Dimanche 6 octobre 2019

 

Chaque matin, je démarre une nouvelle journée avec ma feuille de route et un itinéraire défini à l'avance. Craignant toujours de ne rien avoir à vous raconter en fin de journée, ma liste est souvent exhaustive, d'autant plus que mon programme final est d'abord arrêté en fonction de la météo, puis du contexte local (fête, événement), qui implique que je m'adapte à la situation. Contre toute attente, c'est une superbe journée qui s'annonce et je décide de partir sans attendre pour Pralognan-la-Vanoise, village de montagne du massif de la Vanoise niché au cœur du parc national du même nom, et d'y consacrer l'article du jour.

 

Décidément, le dimanche ne me réussit pas. Après Chambéry, puis Albertville, c'est à Moûtiers de jouer l'opération ville morte en ce rendez-vous dominical. Je ferai deux boulangeries, en vain, car je trouverai porte close en ce milieu de matinée. Et la troisième est si sollicitée que les clients font la queue jusque sur le trottoir. Comme à mon habitude, je m'informe auprès de passants pour savoir où je pourrais marquer une pause sur mon chemin pour Pralognan. « Arrêtez-vous à Bozel », me répond t-on. Effectivement, c'est dans cette petite commune proche de Courchevel que je trouverai mon bonheur. Aussitôt, Bozel me paraît tout de suite plus vivant que Moûtiers en ce dimanche matin. De nombreux commerces sont ouverts et il y a beaucoup de monde dans la rue. Cerise sur le gâteau : la pâtisserie où je fais une halte fabrique le délice de Bozel, un financier fourré à la confiture de framboise. Un délice ! Désolé, mais dans ce domaine, les Bozelains (habitants de Bozel) marquent un point.

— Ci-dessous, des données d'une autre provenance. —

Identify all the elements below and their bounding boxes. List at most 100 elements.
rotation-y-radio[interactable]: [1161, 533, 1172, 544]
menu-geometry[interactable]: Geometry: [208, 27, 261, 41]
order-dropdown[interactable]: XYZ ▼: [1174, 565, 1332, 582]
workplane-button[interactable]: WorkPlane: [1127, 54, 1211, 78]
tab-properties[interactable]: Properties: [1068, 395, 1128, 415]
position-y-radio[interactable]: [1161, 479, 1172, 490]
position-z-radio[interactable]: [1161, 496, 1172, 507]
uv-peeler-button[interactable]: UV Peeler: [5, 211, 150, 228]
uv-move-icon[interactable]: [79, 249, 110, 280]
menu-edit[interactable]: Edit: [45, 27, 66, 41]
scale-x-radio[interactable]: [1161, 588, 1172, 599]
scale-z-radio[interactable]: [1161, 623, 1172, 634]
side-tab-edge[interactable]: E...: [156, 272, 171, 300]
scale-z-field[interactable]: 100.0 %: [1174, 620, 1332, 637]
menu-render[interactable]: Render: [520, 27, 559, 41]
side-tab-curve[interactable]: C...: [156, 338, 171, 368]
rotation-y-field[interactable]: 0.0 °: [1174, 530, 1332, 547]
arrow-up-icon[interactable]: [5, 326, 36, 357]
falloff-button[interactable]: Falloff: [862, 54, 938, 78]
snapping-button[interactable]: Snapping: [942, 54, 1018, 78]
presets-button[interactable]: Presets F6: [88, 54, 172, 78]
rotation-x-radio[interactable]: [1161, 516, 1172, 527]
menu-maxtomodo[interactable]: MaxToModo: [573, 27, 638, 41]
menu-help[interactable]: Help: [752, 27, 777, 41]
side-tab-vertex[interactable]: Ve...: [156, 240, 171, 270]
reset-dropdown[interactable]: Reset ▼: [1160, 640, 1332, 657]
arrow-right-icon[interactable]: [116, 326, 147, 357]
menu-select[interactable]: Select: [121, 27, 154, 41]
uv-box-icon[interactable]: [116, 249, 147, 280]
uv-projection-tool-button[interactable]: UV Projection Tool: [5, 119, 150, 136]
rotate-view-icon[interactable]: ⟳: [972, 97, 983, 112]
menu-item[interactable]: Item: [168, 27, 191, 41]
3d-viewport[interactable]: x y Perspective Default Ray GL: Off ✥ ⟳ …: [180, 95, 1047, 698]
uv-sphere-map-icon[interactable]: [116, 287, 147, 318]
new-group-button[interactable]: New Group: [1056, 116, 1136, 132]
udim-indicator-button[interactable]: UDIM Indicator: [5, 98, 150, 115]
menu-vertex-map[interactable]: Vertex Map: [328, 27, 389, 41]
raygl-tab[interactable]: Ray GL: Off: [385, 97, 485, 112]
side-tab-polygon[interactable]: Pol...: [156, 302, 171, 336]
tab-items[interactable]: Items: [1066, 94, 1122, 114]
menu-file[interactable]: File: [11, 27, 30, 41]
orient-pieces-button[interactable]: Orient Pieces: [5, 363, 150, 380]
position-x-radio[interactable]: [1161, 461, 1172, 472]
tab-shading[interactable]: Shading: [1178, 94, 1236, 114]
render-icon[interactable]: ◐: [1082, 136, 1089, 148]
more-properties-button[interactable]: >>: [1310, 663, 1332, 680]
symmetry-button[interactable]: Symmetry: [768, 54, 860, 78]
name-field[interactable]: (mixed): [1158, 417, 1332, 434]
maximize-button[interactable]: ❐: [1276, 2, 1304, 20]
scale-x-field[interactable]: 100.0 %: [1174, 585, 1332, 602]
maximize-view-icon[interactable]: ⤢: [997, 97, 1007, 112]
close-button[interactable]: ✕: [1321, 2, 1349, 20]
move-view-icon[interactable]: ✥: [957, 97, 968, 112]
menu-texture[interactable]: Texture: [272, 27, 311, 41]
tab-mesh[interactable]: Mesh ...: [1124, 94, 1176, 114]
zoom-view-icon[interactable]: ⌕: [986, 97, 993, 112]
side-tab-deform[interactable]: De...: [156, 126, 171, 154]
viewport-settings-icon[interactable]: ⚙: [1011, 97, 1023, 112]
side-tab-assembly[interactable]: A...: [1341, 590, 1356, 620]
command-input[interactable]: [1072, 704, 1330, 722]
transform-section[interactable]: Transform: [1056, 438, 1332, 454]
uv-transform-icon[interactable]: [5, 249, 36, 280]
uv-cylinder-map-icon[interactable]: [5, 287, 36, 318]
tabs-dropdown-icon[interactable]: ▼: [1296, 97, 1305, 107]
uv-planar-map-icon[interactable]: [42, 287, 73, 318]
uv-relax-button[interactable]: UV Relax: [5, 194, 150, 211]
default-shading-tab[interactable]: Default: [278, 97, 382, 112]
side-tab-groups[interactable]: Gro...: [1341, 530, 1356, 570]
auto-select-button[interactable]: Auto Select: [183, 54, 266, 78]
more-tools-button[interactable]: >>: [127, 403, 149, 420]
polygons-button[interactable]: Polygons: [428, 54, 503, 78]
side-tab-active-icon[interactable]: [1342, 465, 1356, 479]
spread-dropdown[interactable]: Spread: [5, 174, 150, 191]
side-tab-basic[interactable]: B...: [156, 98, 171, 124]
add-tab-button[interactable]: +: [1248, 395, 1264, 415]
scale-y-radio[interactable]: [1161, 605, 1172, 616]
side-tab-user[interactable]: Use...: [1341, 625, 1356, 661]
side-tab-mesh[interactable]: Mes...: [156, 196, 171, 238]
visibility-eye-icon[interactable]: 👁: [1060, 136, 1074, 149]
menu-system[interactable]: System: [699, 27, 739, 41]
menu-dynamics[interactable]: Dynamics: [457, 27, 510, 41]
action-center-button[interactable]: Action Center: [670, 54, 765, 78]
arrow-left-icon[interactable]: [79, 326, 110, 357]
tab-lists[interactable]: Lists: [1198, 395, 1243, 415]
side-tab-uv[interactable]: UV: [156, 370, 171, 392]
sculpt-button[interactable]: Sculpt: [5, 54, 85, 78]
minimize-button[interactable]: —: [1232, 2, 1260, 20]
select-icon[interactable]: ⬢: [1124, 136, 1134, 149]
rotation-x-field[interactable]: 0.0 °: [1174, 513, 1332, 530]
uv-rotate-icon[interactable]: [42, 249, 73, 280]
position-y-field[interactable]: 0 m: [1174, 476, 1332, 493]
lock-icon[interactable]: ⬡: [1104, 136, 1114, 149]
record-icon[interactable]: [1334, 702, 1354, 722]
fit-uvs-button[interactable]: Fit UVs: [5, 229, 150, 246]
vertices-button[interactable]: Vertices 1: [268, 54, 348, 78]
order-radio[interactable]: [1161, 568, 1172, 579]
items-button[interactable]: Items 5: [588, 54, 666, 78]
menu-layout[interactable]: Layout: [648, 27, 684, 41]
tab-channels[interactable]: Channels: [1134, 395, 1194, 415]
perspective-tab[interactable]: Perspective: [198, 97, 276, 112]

Revigoré après un bon petit-déjeuner, je reprends le volant et m'engage rapidement sur une route en lacets, qui me conduira à Pralognan-la-Vanoise une quinzaine de kilomètres plus tard. Comme pour monter au Col du Petit-Saint-Bernard, ça grimpe dur mais les paysages sont à la hauteur de mes espérances. Pralognan est la dernière commune de la Vallée de Bozel, à environ 1400 mètres d'altitude, au confluent des vallées glaciaires de la Glière et de Chavière. Ces deux vallées conduisant vers la vallée de la Maurienne par le col de la Vanoise (2517 mètres) ou le col de Chavière (2796 mètres).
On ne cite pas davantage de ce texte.